The EY Future Consumer Index Survey finds sustainability is quickly climbing to the top of consumers’ priorities, at a time when Canadians are also re-evaluating other areas of their lives, including affordability. Most consumers (61%) plan to pay more attention to the environmental impact of what they consume, but 64% intend to focus more on value for money — creating a tension over who should pay for sustainability.
“Consumers often say they’ll pay more for sustainable products and services, but then don’t support that intention with action,” says Lokesh Chaudhry, EY Canada Consumer Co-Leader. “Retailers looking to help bridge the gap between action and intention, and do so profitably, will need to shift their mindsets to creating products that reflect the concerns of consumers, while ensuring that business operations behind the brand meet those expectations as well.”
Whether recycling or reducing plastic waste (91%), composting products (58%), buying organically (49%) or bringing reusable shopping bags to stores (88%), the majority of Canadians are pivoting to a more sustainable way of living, as over half are spending more time at home and focusing on saving their hard-earned dollars.
“Homes have now become a hub from which people work, order deliveries, exercise and stay entertained, presenting a huge opportunity for them to pivot to sustainable choices that positively impact their environment and society,” explains
Ryan Beck, EY Canada Consumer Co-Leader.
But what consumers value and which values they are prepared to actually pay for varies, threatening the longevity of positive attitudes toward sustainable behaviours — 77% of consumers are concerned about the impact of the COVID-19 pandemic on their long-term finances and 59% say price is a more important purchase consideration than before. Rather than making significant financial commitments toward societal goals around sustainability, over half of consumers are pursuing low-impact, no-cost actions that save them money, such as conserving energy, water and emissions.
“The lack of financial commitment means that most consumers across Canada rely on companies to act as leaders in driving positive social and environmental outcomes,” Chaudhry adds. “Consumers believe that companies have the ability to make a bigger impact through market-transformative, sustainably-focused processes and innovation.”

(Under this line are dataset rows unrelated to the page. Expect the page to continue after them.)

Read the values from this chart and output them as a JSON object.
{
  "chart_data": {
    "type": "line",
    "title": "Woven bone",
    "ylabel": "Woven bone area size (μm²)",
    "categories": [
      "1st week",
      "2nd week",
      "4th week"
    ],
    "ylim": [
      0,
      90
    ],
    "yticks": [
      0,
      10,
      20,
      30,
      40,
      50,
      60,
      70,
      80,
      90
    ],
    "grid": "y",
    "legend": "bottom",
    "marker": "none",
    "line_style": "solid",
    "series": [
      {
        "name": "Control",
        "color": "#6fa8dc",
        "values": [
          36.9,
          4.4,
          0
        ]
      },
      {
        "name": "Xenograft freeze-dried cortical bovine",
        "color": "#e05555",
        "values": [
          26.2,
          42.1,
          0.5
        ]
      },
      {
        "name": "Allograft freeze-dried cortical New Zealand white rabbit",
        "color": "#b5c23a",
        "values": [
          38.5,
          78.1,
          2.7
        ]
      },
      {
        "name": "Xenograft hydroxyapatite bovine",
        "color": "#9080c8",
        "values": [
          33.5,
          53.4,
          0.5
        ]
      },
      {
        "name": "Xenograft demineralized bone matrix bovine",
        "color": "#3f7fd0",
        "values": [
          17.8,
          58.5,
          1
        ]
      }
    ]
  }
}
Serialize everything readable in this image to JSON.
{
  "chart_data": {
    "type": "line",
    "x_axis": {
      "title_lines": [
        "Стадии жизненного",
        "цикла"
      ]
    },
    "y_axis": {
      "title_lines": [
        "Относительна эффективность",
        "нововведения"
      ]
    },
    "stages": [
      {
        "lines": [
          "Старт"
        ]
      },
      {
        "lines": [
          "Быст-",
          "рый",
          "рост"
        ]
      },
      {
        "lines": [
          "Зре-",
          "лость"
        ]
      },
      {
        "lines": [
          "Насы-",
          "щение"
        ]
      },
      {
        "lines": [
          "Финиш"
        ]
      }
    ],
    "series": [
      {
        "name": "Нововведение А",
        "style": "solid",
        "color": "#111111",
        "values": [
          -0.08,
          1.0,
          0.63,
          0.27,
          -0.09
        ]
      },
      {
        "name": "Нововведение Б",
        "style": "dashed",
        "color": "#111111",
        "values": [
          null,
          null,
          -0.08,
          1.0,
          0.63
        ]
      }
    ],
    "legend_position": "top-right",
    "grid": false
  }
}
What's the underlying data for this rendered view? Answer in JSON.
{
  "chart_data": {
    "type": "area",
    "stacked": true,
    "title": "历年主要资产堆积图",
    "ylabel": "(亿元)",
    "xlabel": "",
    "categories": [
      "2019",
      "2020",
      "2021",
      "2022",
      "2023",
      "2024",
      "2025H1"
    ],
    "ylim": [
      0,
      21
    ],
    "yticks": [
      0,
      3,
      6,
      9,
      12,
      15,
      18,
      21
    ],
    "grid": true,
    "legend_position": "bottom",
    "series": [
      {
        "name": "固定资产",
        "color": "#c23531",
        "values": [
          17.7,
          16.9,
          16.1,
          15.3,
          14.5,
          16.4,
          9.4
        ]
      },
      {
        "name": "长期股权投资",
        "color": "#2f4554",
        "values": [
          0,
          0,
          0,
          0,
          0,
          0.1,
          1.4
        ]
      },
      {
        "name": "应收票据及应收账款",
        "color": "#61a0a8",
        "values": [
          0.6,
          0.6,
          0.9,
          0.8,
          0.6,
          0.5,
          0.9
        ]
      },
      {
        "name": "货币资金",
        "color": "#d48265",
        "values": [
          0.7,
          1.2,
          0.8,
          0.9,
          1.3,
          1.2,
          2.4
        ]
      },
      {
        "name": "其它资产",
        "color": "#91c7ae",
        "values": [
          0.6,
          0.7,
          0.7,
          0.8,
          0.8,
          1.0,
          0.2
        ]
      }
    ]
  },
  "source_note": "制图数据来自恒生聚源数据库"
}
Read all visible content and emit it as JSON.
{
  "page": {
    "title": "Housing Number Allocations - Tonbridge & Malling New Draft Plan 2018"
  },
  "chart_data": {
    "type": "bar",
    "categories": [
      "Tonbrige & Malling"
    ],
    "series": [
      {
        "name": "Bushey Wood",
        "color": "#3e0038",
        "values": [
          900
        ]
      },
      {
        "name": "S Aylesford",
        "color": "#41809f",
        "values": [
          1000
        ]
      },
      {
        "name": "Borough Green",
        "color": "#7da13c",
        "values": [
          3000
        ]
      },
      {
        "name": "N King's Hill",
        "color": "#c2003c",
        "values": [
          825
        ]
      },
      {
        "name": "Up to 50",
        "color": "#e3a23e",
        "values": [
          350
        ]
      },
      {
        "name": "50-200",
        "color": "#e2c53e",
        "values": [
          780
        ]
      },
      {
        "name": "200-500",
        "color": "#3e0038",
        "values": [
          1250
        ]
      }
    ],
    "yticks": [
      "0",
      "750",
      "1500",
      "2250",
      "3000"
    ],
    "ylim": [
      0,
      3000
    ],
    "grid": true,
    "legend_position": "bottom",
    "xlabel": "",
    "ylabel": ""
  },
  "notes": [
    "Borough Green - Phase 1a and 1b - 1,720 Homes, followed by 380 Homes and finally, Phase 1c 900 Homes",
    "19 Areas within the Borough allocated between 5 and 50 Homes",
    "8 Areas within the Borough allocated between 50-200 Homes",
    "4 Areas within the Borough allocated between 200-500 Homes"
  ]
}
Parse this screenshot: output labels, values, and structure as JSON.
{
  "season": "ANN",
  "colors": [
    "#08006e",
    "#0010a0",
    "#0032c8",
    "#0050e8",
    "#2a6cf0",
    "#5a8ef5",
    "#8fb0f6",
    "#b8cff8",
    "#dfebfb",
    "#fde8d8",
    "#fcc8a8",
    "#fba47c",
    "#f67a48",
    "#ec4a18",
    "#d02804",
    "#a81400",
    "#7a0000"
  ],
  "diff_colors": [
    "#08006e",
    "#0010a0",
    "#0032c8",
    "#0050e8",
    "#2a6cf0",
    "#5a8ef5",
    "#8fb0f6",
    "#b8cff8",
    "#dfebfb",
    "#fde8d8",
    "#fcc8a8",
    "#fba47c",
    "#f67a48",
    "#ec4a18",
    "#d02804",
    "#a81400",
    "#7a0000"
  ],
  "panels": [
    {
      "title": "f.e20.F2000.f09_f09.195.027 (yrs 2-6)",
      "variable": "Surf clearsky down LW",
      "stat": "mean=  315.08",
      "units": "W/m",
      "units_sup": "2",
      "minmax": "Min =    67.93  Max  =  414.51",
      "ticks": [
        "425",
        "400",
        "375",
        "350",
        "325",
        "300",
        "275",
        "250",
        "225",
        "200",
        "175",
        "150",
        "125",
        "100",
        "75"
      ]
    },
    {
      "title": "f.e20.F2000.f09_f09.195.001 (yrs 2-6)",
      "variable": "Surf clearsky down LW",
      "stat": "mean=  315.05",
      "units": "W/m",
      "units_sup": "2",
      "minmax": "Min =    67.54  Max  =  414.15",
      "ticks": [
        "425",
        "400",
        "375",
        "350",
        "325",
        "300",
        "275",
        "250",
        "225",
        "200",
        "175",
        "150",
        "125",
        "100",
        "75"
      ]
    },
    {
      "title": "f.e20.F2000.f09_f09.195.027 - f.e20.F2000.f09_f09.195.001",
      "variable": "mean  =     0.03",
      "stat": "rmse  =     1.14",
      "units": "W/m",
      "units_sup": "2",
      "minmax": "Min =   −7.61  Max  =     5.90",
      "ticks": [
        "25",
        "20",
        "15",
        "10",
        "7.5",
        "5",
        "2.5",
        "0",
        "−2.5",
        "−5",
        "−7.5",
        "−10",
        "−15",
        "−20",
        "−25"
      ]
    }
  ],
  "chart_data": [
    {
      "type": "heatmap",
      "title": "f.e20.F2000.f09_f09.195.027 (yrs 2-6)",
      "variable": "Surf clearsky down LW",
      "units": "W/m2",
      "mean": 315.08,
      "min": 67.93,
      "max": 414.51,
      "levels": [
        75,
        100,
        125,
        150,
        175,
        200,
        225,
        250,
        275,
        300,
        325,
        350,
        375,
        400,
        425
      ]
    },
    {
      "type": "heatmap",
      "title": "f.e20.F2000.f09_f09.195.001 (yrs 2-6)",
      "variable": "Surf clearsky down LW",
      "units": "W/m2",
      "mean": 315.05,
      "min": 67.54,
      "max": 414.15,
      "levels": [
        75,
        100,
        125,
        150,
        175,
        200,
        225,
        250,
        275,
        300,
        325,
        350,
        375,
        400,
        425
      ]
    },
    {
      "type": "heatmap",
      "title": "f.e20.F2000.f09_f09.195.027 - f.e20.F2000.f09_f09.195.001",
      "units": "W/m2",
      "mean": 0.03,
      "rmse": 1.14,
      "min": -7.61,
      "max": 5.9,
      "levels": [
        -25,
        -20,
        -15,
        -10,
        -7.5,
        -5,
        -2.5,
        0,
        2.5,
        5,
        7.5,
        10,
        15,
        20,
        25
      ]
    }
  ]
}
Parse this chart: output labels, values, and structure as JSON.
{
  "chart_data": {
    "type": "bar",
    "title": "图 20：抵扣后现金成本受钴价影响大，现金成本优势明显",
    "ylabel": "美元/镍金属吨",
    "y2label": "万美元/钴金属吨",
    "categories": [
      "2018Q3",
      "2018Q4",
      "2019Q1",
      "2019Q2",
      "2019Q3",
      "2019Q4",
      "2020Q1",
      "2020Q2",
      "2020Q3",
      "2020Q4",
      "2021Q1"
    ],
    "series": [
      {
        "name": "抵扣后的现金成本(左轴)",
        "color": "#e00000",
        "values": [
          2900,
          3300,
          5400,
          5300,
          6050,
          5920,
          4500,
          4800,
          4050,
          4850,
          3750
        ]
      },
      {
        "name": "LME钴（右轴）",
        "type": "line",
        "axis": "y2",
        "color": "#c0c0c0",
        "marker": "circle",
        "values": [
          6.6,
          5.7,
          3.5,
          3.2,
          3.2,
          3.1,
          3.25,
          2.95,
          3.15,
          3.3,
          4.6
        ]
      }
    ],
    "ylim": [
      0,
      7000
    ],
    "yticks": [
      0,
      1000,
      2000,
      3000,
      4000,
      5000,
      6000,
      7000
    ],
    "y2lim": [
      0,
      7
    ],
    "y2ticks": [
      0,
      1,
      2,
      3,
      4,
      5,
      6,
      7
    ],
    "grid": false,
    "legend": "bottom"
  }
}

The survey also finds that there is a sustainability education gap among consumers — 73% say they need more information to make better choices when shopping. As a result, sustainable products and services face perception challenges, with many consumers deterred by concerns around high prices (71%), poor quality (67%) and lack of trust due to deceptive marketing (66%).
“Transparency from consumer products companies and retailers will be critical to encouraging sustainable choices, especially among the Gen Z and Millennial demographics since they are more likely to share information about products that are good for the planet with their friends,” suggests Beck. “Retailers that embrace sustainability and find new ways to collaborate with suppliers, competitors and consumers themselves, will stimulate long-term customer relationships through the upcoming back-to-school shopping season and into the holidays.”